Memory thrashing: `num_alloc_retries` keeps growing, `reserved_bytes` fluctuates

Training a model that uses Zero3 (deepspeed, equivalent to fsdp) along with other forms of parallelism (tensor + sequence).

What I’ve noticed is that as I increase the sequence length of the model the throughput becomes highly unstable:

  • logging cuda.memory_stats and specifically the counters num_device_alloc, num_alloc_retries, num_device_free, I see that these counters grow over time, and that stats such as reserved_bytes.all.current fluctuate.
  • this is in contrast to the same model but run at a smaller sequence length, where the counts are 0 and the reserved_bytes hits a plateau and stabilizes (and where throughput is stable throughout).

I’ve already tried setting expandable_segments. Are there other things to try given memory thrashing / fragmentation?

Training a model that uses Zero3 (deepspeed, equivalent to fsdp) along with other forms of parallelism (tensor + sequence).

What I’ve noticed is that as I increase the sequence length of the model the throughput becomes highly unstable: nextcare urgent care login

  • logging cuda.memory_stats and specifically the counters num_device_alloc, num_alloc_retries, num_device_free, I see that these counters grow over time, and that stats such as reserved_bytes.all.current fluctuate.
  • this is in contrast to the same model but run at a smaller sequence length, where the counts are 0 and the reserved_bytes hits a plateau and stabilizes (and where throughput is stable throughout).

I’ve already tried setting expandable_segments.
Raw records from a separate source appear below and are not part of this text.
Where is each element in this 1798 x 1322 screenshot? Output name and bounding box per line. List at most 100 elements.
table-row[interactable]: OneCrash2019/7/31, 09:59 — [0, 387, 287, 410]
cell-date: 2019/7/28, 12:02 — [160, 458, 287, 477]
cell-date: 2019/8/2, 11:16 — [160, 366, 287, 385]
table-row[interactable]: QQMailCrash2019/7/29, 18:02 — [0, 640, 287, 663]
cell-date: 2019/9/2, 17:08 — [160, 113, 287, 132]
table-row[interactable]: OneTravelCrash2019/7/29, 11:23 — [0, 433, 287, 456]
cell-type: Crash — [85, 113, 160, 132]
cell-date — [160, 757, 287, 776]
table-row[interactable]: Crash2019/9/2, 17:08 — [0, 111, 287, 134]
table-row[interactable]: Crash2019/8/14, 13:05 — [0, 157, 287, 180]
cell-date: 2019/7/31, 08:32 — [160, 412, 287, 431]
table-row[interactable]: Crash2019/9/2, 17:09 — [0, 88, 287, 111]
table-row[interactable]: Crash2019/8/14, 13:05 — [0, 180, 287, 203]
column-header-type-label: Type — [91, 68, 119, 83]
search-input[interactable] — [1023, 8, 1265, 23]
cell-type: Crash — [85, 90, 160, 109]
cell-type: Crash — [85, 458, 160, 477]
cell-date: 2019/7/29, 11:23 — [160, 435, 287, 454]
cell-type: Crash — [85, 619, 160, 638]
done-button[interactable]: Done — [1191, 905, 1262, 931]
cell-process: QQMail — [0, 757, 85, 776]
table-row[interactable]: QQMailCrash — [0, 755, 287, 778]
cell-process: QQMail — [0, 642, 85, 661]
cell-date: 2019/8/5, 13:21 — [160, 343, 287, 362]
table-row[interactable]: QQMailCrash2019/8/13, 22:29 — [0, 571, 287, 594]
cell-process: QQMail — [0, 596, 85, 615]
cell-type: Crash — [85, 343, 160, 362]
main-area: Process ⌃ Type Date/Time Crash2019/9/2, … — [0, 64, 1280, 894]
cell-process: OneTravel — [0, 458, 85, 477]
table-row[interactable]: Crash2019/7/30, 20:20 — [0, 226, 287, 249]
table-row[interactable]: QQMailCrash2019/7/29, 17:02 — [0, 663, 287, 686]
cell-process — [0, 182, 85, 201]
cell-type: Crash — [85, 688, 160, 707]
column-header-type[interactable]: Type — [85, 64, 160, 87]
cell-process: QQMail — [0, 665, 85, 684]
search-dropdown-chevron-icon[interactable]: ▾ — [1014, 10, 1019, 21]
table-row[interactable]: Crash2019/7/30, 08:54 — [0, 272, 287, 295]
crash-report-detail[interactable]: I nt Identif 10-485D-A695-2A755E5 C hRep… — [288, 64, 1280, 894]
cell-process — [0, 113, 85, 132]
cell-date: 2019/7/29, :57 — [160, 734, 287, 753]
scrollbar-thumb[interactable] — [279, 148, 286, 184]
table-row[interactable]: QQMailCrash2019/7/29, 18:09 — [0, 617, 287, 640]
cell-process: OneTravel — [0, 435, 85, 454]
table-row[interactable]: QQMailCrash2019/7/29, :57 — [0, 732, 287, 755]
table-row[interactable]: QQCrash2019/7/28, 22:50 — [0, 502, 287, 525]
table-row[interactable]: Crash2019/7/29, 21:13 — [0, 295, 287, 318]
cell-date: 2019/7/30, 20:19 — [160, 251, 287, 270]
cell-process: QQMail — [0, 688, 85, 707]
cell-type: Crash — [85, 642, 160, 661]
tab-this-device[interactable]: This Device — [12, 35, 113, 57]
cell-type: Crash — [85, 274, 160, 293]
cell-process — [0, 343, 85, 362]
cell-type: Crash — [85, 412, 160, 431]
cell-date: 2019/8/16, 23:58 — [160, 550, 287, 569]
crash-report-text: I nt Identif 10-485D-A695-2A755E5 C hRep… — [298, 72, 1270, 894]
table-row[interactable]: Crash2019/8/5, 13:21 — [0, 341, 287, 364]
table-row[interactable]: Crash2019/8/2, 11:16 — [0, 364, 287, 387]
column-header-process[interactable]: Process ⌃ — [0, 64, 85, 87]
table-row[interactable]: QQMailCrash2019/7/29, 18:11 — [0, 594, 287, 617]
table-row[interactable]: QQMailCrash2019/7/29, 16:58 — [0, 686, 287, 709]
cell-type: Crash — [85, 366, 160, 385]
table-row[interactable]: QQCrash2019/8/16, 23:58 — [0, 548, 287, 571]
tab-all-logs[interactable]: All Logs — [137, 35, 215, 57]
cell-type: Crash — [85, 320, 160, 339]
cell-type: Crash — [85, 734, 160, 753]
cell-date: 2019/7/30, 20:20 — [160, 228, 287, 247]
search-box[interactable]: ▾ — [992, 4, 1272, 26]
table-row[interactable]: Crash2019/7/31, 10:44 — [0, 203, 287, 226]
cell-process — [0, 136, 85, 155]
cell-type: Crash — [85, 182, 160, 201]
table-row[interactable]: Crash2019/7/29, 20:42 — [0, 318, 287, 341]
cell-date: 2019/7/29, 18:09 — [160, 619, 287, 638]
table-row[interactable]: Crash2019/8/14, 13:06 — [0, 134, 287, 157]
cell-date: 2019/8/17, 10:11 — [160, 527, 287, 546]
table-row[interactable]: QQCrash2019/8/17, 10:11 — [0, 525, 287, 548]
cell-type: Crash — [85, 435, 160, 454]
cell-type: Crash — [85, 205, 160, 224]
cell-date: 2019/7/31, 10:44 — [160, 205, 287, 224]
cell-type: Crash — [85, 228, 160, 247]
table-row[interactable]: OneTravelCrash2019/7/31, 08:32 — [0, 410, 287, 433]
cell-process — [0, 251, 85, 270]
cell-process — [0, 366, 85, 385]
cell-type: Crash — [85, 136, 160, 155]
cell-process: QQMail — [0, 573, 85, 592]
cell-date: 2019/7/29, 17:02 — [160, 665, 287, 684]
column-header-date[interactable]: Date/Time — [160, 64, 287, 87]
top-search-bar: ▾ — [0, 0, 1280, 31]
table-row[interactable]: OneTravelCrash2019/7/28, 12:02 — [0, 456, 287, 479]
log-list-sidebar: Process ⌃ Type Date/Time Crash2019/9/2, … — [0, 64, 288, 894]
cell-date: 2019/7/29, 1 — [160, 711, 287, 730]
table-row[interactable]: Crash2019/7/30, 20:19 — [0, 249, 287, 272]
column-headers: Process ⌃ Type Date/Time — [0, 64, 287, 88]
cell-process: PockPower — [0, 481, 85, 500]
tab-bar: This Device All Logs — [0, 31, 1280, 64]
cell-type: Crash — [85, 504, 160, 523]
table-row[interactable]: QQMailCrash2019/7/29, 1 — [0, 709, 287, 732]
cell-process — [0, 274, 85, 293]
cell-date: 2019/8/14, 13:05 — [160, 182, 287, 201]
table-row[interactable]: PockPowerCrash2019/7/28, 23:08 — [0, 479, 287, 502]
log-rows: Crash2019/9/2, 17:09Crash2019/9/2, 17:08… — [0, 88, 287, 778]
Are there other things to try given memory thrashing / fragmentation?

Hello,
Here are few additional steps to consider: enable ZeRO-3’s offloading capabilities to shift optimizer and gradient states to CPU or NVMe memory, which can help reduce GPU memory usage; try reducing the batch size to stabilize memory usage; enable gradient checkpointing, which saves memory at the expense of extra computation; monitor memory usage using tools like cuda.memory_stats to identify unusual patterns; and ensure you are using the latest version of DeepSpeed, as updates often come with performance improvements and bug fixes.
Let me know if this helps!

Thanks - fixed the issue by profiling memory usage and reducing per layer memory requirements slightly.

Options such as updating deepspeed or offloading are not feasible given need for stable training env and throughput requirements.